A Madrid, le président en exercice du Conseil, Josep Piqué, a confirmé qu'il compte demander la convocation du Conseil d'association entre l'UE et Israël, suggérée par le président de la Commission, Romano Prodi (voir EUROPE d'hier, p. 6). La question sera abordée lors du Conseil Affaires générales lundi prochain à Luxembourg. Interrogé sur la possibilité de sanctions, Josep Piqué a relevé qu'"il est vrai qu'on peut proposer une liste de sanctions qui ont déjà été mises sur la table par certains pays". "Du point de vue de l'UE, il y a plusieurs possibilités que nous analysons", a-t-il précisé. L'accord d'association "donne à Israël des préférences commerciales, mais inclut également une clause sur les droits de l'homme et la démocratie", a rappelé le commissaire aux relations extérieures, Chris Patten, dans un communiqué. "Certains parlementaires ont souligné que le comportement d'Israël remet en question les engagements pris dans cette clause. La première chose à faire est d'avoir une réunion dans le cadre de l'accord et exprimer nos préoccupations aux Israéliens (…). Personne ne souhaite prendre une décision précipitée qui pourrait envenimer les choses", ajoute-t-il. "Tout porte à croire que les Israéliens accordent autant d'importance que nous à ce dialogue et accepteront la réunion", a estimé le porte-parole de la Commission, Jonathan Faull, en précisant, en réponse à une question sur l'absence de Shimon Peres lors du dernier Conseil d'association, que "nous nous attendons à ce qu'ils soient représentés au même niveau que nous." "Certains pensent que l'Europe aurait pu faire davantage, mais nous pensons que ce que nous avons fait est juste, en accord avec les valeurs et les intérêts de l'Europe", a déclaré Javier Solana, lors de la conférence de presse du Quartet.
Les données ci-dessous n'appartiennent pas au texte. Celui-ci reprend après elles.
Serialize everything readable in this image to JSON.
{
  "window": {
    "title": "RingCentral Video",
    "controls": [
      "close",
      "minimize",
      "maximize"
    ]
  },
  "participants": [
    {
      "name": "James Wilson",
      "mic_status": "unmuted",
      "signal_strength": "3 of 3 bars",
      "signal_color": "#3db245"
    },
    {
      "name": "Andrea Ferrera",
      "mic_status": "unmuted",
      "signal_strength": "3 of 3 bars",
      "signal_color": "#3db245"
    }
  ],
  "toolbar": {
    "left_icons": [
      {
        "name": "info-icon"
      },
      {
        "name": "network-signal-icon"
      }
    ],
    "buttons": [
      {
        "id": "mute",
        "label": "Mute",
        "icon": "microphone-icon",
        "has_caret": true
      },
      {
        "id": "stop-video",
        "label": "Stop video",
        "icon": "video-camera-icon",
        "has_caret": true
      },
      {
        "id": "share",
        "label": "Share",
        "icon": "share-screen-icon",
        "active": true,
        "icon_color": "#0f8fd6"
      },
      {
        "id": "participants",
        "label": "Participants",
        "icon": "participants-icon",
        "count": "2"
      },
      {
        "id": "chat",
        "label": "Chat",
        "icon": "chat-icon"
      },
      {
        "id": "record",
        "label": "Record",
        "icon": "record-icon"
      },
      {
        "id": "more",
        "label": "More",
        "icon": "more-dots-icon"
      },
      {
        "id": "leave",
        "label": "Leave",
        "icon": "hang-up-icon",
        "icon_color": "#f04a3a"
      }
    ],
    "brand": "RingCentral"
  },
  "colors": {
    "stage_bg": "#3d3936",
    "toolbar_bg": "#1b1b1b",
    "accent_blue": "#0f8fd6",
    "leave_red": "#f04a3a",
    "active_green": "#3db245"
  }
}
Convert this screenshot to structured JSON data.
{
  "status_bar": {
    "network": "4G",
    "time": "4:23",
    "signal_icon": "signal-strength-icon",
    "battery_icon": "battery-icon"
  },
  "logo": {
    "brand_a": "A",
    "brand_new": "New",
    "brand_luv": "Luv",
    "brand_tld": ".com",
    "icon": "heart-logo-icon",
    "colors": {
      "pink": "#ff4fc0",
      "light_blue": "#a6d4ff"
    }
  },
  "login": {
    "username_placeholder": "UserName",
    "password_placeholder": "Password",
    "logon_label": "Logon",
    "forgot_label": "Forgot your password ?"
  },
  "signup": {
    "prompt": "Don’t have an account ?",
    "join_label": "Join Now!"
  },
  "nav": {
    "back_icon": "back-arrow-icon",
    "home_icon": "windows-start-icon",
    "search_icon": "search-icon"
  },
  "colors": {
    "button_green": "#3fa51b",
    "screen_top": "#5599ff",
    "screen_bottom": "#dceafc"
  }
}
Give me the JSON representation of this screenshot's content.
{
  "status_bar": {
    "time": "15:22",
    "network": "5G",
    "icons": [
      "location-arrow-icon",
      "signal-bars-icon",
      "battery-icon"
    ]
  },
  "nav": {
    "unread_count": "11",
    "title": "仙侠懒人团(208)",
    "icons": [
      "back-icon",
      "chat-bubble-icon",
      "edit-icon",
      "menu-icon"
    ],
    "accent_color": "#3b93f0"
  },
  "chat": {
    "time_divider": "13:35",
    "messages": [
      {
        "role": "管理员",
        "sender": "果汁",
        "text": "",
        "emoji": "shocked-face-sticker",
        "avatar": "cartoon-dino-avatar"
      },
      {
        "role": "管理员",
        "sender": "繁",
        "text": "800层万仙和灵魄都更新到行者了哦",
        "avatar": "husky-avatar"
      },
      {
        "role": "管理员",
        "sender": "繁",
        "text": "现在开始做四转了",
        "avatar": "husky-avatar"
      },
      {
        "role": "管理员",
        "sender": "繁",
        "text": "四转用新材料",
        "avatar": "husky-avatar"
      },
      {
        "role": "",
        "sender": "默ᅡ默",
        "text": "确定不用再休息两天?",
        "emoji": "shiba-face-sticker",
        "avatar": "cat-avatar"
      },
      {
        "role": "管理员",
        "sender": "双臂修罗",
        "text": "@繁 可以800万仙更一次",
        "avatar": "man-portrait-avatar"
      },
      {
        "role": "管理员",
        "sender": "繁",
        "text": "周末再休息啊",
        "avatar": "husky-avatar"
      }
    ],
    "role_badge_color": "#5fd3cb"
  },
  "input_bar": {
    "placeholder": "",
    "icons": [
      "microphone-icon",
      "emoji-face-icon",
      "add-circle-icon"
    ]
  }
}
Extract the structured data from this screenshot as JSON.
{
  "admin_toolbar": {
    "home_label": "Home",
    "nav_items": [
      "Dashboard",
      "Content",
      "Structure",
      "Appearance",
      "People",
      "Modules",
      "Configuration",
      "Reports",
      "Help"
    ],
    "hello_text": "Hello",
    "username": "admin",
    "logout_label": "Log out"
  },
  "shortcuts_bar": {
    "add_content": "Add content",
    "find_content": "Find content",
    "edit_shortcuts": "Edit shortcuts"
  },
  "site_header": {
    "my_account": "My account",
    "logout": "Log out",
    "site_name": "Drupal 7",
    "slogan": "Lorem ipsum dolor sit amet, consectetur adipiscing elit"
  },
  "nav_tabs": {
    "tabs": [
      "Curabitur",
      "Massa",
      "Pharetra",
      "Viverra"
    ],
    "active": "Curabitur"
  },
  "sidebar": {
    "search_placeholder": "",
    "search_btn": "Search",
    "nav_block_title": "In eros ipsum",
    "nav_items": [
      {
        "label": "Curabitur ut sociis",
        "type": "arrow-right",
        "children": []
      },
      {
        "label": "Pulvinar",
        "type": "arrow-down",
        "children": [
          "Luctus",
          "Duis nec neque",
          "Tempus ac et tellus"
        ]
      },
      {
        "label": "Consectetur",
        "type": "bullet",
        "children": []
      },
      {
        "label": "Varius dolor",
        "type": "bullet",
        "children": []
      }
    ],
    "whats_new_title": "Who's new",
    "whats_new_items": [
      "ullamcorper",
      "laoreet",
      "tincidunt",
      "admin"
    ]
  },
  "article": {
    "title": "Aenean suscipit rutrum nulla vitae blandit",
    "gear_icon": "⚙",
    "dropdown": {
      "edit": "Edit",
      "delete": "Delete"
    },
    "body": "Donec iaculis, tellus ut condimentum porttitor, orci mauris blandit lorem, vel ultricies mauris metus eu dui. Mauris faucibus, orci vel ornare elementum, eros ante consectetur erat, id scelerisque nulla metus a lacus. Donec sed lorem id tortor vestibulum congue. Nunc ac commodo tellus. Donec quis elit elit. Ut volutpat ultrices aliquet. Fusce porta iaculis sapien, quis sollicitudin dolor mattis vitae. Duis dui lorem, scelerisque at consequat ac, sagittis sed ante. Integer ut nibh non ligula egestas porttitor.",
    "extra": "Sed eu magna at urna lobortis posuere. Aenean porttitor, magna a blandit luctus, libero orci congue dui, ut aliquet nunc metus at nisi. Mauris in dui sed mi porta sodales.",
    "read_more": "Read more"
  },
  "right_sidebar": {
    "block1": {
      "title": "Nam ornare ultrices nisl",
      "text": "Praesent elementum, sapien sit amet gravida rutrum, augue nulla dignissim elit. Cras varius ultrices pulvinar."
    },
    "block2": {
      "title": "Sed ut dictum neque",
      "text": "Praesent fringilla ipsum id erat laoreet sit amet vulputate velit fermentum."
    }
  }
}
Le Premier ministre et ministre des Affaires étrangères italien Silvio Berlusconi, avait déclaré à Rome que "la position commune de l'UE nous semble franchement inadéquate au regard de la gravité de la situation." La Grèce et la Turquie ont annoncé de leur côté une mission commune auprès de Yasser Arafat de leurs ministres des Affaires étrangères, George Papandreou et Ismail Cem, "aussitôt que les Israéliens auront précisé les arrangements" d'une telle visite.